- Taghum Location of Taghum in British Columbia
- Coordinates: 49°29′00″N 117°23′00″W﻿ / ﻿49.48333°N 117.38333°W
- Country: Canada
- Province: British Columbia
- Region: West Kootenay
- Regional District: Central Kootenay
- Area codes: 250, 778, 236, & 672
- Highways: Highway 6

= Taghum =

Taghum is an unincorporated community spanning both shores of the Kootenay River in the West Kootenay region of southeastern British Columbia. The location, on BC Highway 6, is by road about 35 km northeast of Castlegar, and 9 km west of Nelson.

==Name origin==
In 1901, prospector Mickey Monaghan's 174 acre preemption of Lot 2355 (today's north shore Taghum) converted into a Crown grant. The earliest recorded mention of Taghum is 1906. The name from Chinook Jargon means six, which was the mileage distance east to the Nelson wharf, or west to Bonnington Falls.

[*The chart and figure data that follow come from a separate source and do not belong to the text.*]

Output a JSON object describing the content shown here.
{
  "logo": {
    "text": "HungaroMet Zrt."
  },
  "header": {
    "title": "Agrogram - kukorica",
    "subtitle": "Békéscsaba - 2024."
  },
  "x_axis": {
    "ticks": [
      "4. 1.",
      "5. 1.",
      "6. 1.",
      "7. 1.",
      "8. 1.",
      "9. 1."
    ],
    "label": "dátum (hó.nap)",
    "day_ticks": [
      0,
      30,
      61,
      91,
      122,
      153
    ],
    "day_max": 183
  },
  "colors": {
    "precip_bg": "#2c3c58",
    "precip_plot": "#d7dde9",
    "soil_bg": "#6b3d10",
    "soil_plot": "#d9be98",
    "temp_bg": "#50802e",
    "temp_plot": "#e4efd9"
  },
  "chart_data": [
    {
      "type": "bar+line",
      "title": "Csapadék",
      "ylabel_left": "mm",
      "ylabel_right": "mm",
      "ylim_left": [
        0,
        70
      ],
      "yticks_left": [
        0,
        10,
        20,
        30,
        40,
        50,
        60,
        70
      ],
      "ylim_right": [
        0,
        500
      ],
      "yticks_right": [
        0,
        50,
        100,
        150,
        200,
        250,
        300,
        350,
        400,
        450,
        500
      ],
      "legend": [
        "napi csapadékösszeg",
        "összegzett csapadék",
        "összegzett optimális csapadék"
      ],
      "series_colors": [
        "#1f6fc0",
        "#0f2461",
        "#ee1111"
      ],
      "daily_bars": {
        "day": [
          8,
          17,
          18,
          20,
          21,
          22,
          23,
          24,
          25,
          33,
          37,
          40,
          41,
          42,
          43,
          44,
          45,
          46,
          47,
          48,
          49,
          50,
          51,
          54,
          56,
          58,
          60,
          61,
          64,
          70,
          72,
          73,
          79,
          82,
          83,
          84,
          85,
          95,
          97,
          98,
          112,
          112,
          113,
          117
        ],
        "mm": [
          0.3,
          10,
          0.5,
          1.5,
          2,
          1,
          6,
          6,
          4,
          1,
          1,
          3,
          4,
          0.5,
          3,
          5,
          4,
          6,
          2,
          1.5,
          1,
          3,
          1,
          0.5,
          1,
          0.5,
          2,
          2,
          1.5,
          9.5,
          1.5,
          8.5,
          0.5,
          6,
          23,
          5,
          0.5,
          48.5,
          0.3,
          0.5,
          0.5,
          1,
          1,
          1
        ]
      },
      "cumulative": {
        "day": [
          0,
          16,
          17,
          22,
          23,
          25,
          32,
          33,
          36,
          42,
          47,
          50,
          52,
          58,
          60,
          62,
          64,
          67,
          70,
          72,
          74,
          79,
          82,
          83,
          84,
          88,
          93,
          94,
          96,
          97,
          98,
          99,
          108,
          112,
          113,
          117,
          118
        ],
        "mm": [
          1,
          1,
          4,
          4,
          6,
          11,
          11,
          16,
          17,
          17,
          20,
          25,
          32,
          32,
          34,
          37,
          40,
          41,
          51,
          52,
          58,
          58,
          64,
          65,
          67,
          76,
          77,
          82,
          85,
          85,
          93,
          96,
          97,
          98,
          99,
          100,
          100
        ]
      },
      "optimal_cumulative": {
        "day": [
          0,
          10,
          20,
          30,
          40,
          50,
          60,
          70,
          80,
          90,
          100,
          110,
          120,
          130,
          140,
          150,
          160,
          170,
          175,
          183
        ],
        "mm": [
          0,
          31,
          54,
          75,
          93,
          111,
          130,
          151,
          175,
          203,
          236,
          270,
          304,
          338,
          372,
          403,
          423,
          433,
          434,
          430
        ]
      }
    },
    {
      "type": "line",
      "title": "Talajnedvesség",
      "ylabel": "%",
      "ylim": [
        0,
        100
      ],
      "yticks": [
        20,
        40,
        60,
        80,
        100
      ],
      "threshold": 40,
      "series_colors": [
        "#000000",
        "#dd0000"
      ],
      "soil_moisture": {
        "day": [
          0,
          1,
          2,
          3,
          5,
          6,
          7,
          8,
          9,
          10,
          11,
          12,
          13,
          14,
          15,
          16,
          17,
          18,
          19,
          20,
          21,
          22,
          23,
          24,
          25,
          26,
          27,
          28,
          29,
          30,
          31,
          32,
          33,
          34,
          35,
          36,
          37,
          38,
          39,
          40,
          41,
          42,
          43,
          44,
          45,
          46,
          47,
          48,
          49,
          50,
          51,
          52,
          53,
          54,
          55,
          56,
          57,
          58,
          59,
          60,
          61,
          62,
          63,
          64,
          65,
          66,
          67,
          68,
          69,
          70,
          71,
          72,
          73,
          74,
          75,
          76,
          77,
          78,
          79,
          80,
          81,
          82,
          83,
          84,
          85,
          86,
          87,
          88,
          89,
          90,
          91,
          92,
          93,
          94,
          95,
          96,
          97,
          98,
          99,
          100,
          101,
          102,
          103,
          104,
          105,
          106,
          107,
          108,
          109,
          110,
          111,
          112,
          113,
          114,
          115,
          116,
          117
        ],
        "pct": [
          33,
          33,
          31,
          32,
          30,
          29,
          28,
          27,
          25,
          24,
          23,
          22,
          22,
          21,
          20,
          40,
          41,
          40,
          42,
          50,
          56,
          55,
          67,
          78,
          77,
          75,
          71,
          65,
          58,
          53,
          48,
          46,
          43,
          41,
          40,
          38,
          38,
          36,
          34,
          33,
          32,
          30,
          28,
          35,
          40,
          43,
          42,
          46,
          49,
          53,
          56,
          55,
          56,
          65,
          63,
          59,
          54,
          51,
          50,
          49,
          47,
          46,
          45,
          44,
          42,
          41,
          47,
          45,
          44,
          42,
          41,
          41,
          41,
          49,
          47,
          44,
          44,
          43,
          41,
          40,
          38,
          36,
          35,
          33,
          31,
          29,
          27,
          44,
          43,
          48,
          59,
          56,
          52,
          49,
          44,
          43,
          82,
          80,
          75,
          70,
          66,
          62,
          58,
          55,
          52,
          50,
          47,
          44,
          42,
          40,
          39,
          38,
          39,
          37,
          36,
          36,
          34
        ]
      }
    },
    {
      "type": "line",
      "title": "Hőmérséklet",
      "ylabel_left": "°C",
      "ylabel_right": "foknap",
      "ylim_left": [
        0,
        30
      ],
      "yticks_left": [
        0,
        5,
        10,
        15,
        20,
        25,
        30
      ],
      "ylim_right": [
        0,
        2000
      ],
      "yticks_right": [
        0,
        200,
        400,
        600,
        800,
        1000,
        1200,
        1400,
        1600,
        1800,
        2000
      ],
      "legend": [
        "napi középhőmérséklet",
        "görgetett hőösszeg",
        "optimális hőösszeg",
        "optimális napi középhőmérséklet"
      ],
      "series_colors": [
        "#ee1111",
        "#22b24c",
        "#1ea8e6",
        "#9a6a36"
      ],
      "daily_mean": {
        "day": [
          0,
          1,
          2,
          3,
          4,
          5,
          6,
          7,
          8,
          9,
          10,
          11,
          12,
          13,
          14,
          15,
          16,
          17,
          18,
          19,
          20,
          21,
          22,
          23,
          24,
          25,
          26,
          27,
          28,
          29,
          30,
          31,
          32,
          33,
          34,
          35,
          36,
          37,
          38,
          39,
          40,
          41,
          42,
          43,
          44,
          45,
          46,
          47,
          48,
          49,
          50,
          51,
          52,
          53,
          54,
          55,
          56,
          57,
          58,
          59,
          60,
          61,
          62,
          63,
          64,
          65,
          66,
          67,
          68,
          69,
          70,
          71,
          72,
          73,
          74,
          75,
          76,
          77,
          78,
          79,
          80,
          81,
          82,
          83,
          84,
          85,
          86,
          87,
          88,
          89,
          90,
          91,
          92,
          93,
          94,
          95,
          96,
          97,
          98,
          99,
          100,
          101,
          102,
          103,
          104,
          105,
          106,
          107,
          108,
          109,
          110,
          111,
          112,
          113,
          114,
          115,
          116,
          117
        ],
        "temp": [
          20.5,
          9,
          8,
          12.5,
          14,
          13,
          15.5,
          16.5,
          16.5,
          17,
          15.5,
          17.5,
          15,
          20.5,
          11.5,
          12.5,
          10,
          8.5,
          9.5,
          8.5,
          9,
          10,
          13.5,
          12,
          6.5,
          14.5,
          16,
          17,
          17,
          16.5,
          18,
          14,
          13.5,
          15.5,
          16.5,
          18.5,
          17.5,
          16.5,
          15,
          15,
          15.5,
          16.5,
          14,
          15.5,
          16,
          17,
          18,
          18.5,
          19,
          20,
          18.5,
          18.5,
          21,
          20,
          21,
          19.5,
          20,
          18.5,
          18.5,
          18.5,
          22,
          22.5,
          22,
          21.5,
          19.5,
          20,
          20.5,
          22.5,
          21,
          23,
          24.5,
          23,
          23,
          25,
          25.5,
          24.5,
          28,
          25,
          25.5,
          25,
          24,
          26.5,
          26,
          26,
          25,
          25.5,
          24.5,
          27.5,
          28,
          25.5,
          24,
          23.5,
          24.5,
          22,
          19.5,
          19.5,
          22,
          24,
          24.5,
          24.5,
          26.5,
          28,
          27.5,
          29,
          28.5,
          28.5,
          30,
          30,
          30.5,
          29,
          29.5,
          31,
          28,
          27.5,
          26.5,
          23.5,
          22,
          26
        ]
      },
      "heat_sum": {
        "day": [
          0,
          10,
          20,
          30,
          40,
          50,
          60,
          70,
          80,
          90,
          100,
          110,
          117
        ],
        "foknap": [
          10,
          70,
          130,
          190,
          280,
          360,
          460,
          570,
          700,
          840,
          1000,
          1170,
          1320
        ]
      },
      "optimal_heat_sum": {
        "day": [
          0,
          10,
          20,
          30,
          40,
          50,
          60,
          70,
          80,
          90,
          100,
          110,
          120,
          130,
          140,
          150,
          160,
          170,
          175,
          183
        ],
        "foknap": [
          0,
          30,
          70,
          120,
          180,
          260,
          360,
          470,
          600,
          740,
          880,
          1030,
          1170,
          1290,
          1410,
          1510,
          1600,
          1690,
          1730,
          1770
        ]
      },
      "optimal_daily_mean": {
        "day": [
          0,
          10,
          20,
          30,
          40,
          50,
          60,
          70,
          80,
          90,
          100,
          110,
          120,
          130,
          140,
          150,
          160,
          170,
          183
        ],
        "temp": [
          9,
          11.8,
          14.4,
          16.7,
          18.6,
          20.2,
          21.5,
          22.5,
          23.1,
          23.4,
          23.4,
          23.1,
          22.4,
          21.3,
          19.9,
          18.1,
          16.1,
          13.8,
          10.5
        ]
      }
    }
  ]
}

Around 1907, John Bell and A.G. Lambert moved their sawmill from Lebahdo (also Chinook Jargon) to Sproule Creek (immediately east of the Monaghan property), but no evidence exists that Bell, who later served as Nelson's mayor, conferred the name upon Taghum. The Columbia and Kootenay Railway (C&KR) station was called Taghum at this time.

==Crossings==
In 1914, the former road bridge linking today's Taghum Hall Rd. (north shore) and Granite Rd. (south shore) opened. In 1931, the steel bridge was raised 7 ft to accommodate the reservoir for the Corra Linn Dam.

About 1 km upstream, the C&KR Kootenay Crossing was erected in 1891 as four wooden howe truss bridges, but replaced by the present 763 ft steel bridge in 1903. Small falls existed at these narrows prior to the Corra Linn Dam submerging them. In 1979, the parallel pre-stressed concrete highway bridge replaced the downriver road bridge, which was dismantled.

==Adjacent communities==
On the north shore, immediately west of Taghum was Williams Siding, named after James Nicholas Williams, the inaugural postmaster in the area. A request in 1912 by the residents of both communities to change the post office name to Shrewsbury was unsuccessful, but it changed to Taghum in 1924.
Immediately east was Sproule Creek, which emerged as a separate neighbourhood in the 1930s. That location was not named for Robert Sproule, who staked the Bluebell claim, but probably for veteran prospector Charles Clark Sproule.

On the south shore, the area was called Davenport, underpinned by the Granite Poorman mine, which became one of the strongest producers in the district. Abraham Lincoln Davenport, son of John Colver Davenport of Davenport, Washington, managed the sawmill. During the C&KR construction in 1890, Davenport was the headquarters for contractor Hugh F. Keefer, and the railway unloaded supplies at the landing. Within a few years, the name died out. Immediately west of Taghum became Woodsville, with Blewett (formerly Belford) beyond. Immediately east became Granite Siding, also called Granite. The Granite train station was near the south end of the rail bridge.

==Doukhobors==
In 1911, the Doukhobors purchased a 33-acre farm on the south shore. The acreage, named "Dorogotsennoye" (priceless in Russian), proved challenging to farm, and was submerged in 1931 by the dam.

Freedomites were suspected of being behind the 1947 fire that destroyed Taghum Lumber's modern planing mill. Less than two months later, fire destroyed the nearby school. Unwilling to continue covering the unacceptable risks associated with Freedomite arson, the insurers cancelled fire coverage on all schools in the Nelson District. In 1949, the group blew up railway track east of Taghum. In 1953, sticks of dynamite were found near Taghum at the foot of a power pole and on the train tracks. In 1958, a natural gas pipeline was dynamited near Taghum.

==Accidents & tragedies==
1920: A father and son drowned when a whirlpool overturned their boat.

1929: One man drowned, and another was seriously injured, when a car plunged from the bridge into the river.

1936: A rancher died when thrown from his wagon by a bolting horse team.

1937: A 10-year-old boy drowned when his bicycle plunged from the bridge into the river.

1938: A car fatally struck a 9-year-old boy near the bridge where his brother died a year earlier. That month, a murder victim was found in a railway cutting.

1939: A Doukhobor man drowned in the river.

1948: An elderly man drowned when he slipped and fell into the river.

1963: A lightning strike electrocuted and killed an elderly woman in her home.

1968: A highways snow plow, which stalled on the railway tracks, was pushed about 75 ft by freight train.

2012: A man who dived into the river drowned.

2015: A person died in a trailer fire.

2016: A dog attack on Taghum Beach inflicted scars on an eight-year-old boy.

==Present community==

Today, the Taghum community hall and gas station/store are on the north shore, while the public beach is on the south shore at what was Granite Siding.